過去には私とCTOとの間でManagement3.0のプラクティスの一つであるDelegation Boardを作りました。*2

hackerslab.aktsk.jp

今回も同じ方法で私と全EMが集まり、Delegation Boardを1日がかりで作成しました。 私はDelegation Boardの結果も大事だと感じてますが、それ以上にそれを決めていく過程こそ意味があると思っています。 実際にこれを作っていく過程でDelegation Levelが一致せず、お互いの想定している権限やそれに伴う責任を丁寧に言語化していきながら、時間をかけて一つ一つ対話していきました。 最終的に出来たDelegation Boardは全員が満足いく結果になりました。

Delegation Boardを作ってから、明らかにEMの動きが変わりました。 何を自分たちがやるべきなのか、どんな責任を持っているかが明確になることが、ここまで強力なのかと改めて理解できました。

EMのサポートを手厚くする

ここまででは、私の負担が下がり、EMへの負担が上がる一方です。 ある意味望んだ結果ではあるのですが、それはあまりに不公平な感じがします。 もし私が逆にEMの立場だったら、今までやったことの無い仕事が増えてしまうので、戸惑ってしまうだろうなと思いました。

そこで、EMの業務をよりサポート出来るように、 @noto さんに各EMの1on1を依頼しました。 @noto さんは私とは違う観点で人と向き合ってくださる方で、とても信頼のおいている方です。 EMの悩みに適切な距離感でアドバイスしたり、聞き役に徹してくださっているようで、早い段階でEMの悩みに解決に向けて動けていってると感じてます。

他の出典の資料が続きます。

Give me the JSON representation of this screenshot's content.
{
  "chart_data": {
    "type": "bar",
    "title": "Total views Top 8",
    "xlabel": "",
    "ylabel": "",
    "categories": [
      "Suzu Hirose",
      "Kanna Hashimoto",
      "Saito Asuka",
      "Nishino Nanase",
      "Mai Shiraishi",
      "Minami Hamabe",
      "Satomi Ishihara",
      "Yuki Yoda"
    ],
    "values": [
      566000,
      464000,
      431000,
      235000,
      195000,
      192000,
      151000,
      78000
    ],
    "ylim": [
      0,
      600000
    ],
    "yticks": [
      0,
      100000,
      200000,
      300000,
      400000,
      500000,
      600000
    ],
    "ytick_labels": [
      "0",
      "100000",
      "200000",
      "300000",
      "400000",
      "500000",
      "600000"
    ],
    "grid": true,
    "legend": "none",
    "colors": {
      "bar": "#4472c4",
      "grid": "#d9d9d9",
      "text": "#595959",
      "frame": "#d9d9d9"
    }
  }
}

@noto さんのように第三者的なEMのサポートは、僕のように全てをケアしきれないときに、とても心強い存在です。

何が変わったか

これらの活動により変わったことは、主には以下の通りです。

  • 全エンジニアの状況の見える化シートが自発的に作られ、EM全員でメンテするようになった
  • エンジニアの異動・配置をほぼ私なしで進められるようになった
  • ダイレクト・リクルーティングを私なしで進められるようになった

これまで、自分が記録ではなく記憶にいかに頼りすぎていたのだろう、と感じさせられてしまいました。

これらの業務が自分の手元から離れていくことで、より事業の戦略・戦術の策定に落とし込む時間が増えてきました。 まだまだ自分がボトルネックになっていることはたくさんあるとは思いますが、少しずつでも解消していけるよう工夫していきます。

*1:兼任は続いているので、ボトルネックになっている事実は払拭できていない

*2:Delegation Boardは強力で、これを作る過程とそれによる情報の透明さからすっかり虜になってしまいました。それ以来、社内で何かと権限委譲について語る場面が増えて、Delegation Board作成のファシリテーションを何度もしたことがあります。